The tribe thrived on maple syrup, fish and root crops. They were also known to be gatherers of fruits, herbs as well as medicinal plants and other food products. These food resources that they have are preserved for further use in the winter months. These were the natural diet of the tribe until the arrival of the Europeans who brought with them new types of food. The Europeans settled in Escabana, NocBay, Mackinac, Cross Village, Good Hart, Middle Village, Harbor Springs, Petoskey and along the Bay Shore Area. After the White’s settlement, the Indians then decided to migrate instead to the southern areas of the state. The Indians also started working for the new inhabitants as these Europeans started building permanent houses, schools and businesses. 

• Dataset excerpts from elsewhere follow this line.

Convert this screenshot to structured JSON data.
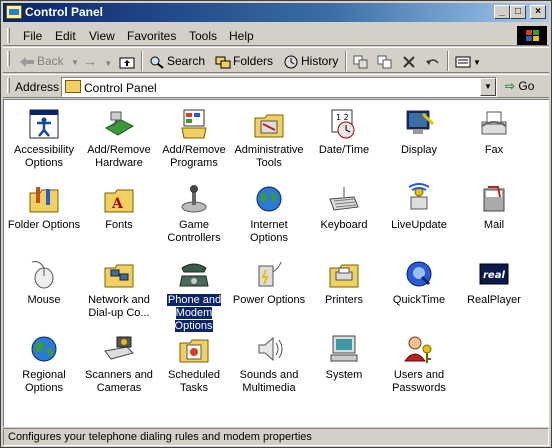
{
  "window": {
    "title": "Control Panel",
    "controls": {
      "minimize": "_",
      "maximize": "□",
      "close": "×"
    }
  },
  "menu": [
    "File",
    "Edit",
    "View",
    "Favorites",
    "Tools",
    "Help"
  ],
  "toolbar": {
    "back": "Back",
    "forward": "→",
    "search": "Search",
    "folders": "Folders",
    "history": "History"
  },
  "address": {
    "label": "Address",
    "value": "Control Panel",
    "go": "Go"
  },
  "items": [
    {
      "label": "Accessibility Options",
      "icon": "accessibility-icon"
    },
    {
      "label": "Add/Remove Hardware",
      "icon": "hardware-icon"
    },
    {
      "label": "Add/Remove Programs",
      "icon": "programs-icon"
    },
    {
      "label": "Administrative Tools",
      "icon": "admin-tools-icon"
    },
    {
      "label": "Date/Time",
      "icon": "calendar-clock-icon"
    },
    {
      "label": "Display",
      "icon": "display-icon"
    },
    {
      "label": "Fax",
      "icon": "fax-icon"
    },
    {
      "label": "Folder Options",
      "icon": "folder-options-icon"
    },
    {
      "label": "Fonts",
      "icon": "fonts-folder-icon"
    },
    {
      "label": "Game Controllers",
      "icon": "joystick-icon"
    },
    {
      "label": "Internet Options",
      "icon": "globe-icon"
    },
    {
      "label": "Keyboard",
      "icon": "keyboard-icon"
    },
    {
      "label": "LiveUpdate",
      "icon": "liveupdate-icon"
    },
    {
      "label": "Mail",
      "icon": "mail-icon"
    },
    {
      "label": "Mouse",
      "icon": "mouse-icon"
    },
    {
      "label": "Network and Dial-up Co...",
      "icon": "network-folder-icon"
    },
    {
      "label": "Phone and Modem Options",
      "icon": "phone-icon",
      "selected": true
    },
    {
      "label": "Power Options",
      "icon": "power-icon"
    },
    {
      "label": "Printers",
      "icon": "printers-folder-icon"
    },
    {
      "label": "QuickTime",
      "icon": "quicktime-icon"
    },
    {
      "label": "RealPlayer",
      "icon": "realplayer-icon"
    },
    {
      "label": "Regional Options",
      "icon": "regional-globe-icon"
    },
    {
      "label": "Scanners and Cameras",
      "icon": "scanner-icon"
    },
    {
      "label": "Scheduled Tasks",
      "icon": "scheduled-tasks-icon"
    },
    {
      "label": "Sounds and Multimedia",
      "icon": "speaker-icon"
    },
    {
      "label": "System",
      "icon": "computer-icon"
    },
    {
      "label": "Users and Passwords",
      "icon": "users-key-icon"
    }
  ],
  "status": "Configures your telephone dialing rules and modem properties",
  "colors": {
    "titlebar": "#0a246a",
    "selection": "#0a246a",
    "face": "#d4d0c8"
  }
}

During the treaty making period of the United States government, the administration did not comply with their promises to the Indians. In return, the tribe filed a suit against the government in order to get what was stated in the 1836 and the 1855 treaties. The Michigan Indian Defense Association of 1933, the Michigan Indian Foundation of 1947 and the Northern Michigan Ottawa Association in 1948 all worked together to unite the United States government and the Indians. 

When the tribe was reorganized on the 29th of November, 1982, it took the name Little Traverse Bay Bands but the federal government refused to allow them to be recognized since they were then considered as an organization and not as an autonomous tribe. On the 21st of September, in 1994, they finally succeeded.

Today, they have over four thousand members, most of which are living in the Charlevoix and Emmet Counties. Their reservation area covers more than three hundred thirty six square miles of Michigan's Lower Peninsula. Their reservation is divided among two counties. Among the reservation are boundaries, the largest of which are the Petoskey, the Harbor Springs and the Charlevoix. The Little Traverse Bay Bands of Odawa Indians have more than one hundred employees working full time or part time. Most of these employees are working in the Oddawa Casino Resort, the tribe's primary business.